En la medida en que el lenguaje preexiste al sujeto, este no es dueño originario de su decir, sino que está estructuralmente atravesado por él. Esa incidencia del lenguaje —lo que Sigmund Freud conceptualizó como inconsciente— retorna bajo la forma de lapsus, sueños, actos fallidos y demás formaciones del inconsciente. Ahora bien, la “realización” implicada en la dirección de la cura no supone una síntesis ni una completud del sujeto: no cancela su división ni su carácter supuesto y evanescente. El sujeto del psicoanálisis no se totaliza.
Entendida de este modo, la cura implica un desplazamiento. Allí donde el sujeto atribuye su malestar a conflictos con el otro en el plano imaginario, la intervención analítica —a través de la palabra— lo reconduce hacia su relación con el Otro en tanto instancia simbólica, lugar desde el cual su deseo se articula.

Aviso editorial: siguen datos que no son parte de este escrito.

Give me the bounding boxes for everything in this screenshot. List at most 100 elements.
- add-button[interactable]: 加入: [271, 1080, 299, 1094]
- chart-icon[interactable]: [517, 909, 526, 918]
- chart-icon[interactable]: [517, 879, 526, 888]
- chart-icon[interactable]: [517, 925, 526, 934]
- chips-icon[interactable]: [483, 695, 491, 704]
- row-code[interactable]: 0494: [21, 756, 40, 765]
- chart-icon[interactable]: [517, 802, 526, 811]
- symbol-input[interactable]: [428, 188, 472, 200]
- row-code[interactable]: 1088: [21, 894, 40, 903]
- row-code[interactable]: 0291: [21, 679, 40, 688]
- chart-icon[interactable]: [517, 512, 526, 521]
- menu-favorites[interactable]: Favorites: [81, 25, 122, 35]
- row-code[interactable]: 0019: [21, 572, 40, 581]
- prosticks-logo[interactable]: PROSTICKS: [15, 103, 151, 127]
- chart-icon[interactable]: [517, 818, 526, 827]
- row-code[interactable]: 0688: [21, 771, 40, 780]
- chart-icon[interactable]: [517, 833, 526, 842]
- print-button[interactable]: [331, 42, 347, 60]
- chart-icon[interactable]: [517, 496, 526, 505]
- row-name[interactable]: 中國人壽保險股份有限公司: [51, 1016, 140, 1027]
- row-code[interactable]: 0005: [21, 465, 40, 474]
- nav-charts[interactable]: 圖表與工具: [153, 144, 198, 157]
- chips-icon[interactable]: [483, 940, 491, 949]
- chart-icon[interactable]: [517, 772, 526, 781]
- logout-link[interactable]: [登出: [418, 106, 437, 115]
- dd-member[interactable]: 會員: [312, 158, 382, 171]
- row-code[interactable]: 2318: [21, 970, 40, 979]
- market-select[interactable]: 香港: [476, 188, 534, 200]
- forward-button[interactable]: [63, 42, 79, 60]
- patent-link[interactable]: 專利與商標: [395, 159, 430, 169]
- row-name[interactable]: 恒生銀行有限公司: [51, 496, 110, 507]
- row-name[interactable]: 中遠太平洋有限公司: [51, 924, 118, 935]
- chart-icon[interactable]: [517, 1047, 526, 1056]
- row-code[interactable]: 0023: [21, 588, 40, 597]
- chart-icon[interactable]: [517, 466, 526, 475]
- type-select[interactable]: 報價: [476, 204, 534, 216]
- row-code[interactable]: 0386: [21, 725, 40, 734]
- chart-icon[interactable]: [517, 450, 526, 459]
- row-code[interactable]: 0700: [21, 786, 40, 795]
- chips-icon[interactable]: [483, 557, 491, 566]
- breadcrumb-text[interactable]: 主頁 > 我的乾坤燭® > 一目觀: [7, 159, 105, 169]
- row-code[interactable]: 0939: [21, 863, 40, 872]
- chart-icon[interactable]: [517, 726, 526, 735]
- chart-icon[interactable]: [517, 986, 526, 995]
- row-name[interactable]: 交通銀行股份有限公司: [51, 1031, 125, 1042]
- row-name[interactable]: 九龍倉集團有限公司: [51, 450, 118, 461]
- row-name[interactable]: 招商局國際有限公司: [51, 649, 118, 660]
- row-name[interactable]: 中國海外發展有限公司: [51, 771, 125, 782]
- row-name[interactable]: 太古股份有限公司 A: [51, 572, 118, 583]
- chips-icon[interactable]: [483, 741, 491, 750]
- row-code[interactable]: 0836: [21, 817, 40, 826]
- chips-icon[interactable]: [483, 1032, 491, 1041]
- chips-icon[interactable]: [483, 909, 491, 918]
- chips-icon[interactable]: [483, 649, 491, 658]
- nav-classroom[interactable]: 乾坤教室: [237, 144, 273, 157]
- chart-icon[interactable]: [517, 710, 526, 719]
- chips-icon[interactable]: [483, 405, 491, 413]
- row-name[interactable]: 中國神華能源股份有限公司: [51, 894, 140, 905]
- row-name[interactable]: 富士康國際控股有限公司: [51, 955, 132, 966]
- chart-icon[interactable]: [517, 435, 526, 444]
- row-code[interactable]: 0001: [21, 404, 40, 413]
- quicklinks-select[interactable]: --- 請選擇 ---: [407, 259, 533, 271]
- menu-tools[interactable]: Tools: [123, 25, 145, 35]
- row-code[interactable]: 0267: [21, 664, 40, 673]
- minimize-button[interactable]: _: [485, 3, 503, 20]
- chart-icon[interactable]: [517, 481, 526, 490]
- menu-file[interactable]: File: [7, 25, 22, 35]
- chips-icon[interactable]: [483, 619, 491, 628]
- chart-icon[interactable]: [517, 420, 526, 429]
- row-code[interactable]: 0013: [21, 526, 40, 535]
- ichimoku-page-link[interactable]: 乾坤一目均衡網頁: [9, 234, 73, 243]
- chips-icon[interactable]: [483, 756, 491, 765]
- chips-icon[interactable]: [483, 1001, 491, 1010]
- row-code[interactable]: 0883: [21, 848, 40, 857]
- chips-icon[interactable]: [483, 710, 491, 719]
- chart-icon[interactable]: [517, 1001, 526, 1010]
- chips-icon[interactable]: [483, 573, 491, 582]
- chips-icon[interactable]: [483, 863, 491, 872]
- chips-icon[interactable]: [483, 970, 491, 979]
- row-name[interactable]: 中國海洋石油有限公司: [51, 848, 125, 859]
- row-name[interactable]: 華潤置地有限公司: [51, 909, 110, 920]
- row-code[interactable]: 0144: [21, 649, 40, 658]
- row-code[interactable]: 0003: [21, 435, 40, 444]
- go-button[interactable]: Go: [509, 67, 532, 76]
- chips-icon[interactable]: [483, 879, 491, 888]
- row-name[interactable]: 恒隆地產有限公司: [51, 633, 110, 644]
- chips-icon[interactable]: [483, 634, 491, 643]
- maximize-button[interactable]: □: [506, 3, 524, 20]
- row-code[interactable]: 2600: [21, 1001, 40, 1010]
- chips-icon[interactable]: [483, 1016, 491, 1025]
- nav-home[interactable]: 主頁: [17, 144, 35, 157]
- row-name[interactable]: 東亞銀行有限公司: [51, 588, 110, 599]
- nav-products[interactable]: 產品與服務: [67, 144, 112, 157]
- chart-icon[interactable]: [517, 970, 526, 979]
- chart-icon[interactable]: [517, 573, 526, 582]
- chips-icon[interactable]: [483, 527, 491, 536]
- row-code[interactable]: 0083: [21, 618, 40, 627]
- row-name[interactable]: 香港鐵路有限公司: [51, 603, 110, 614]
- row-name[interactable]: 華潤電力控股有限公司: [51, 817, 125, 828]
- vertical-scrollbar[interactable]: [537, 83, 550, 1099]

La palabra no es simplemente un medio expresivo en psicoanálisis: es su condición misma. Constituye el marco, el material y el instrumento de la experiencia analítica; incluso aquello que aparece como vacilación o ruido forma parte de su campo. Toda palabra se dirige a un Otro y convoca una respuesta. No se trata de que la palabra demande un objeto que satisfaga al sujeto, sino de que implica estructuralmente a un oyente.
En este punto se fundamenta la posición del analista. Su lugar es, ante todo, el de quien escucha. Pero esa escucha no es pasiva: puede responder incluso mediante el silencio. Este silencio no equivale a lo mudo; forma parte de la economía de la palabra, mientras que lo mudo designa aquello que aún no ha sido alcanzado por ella.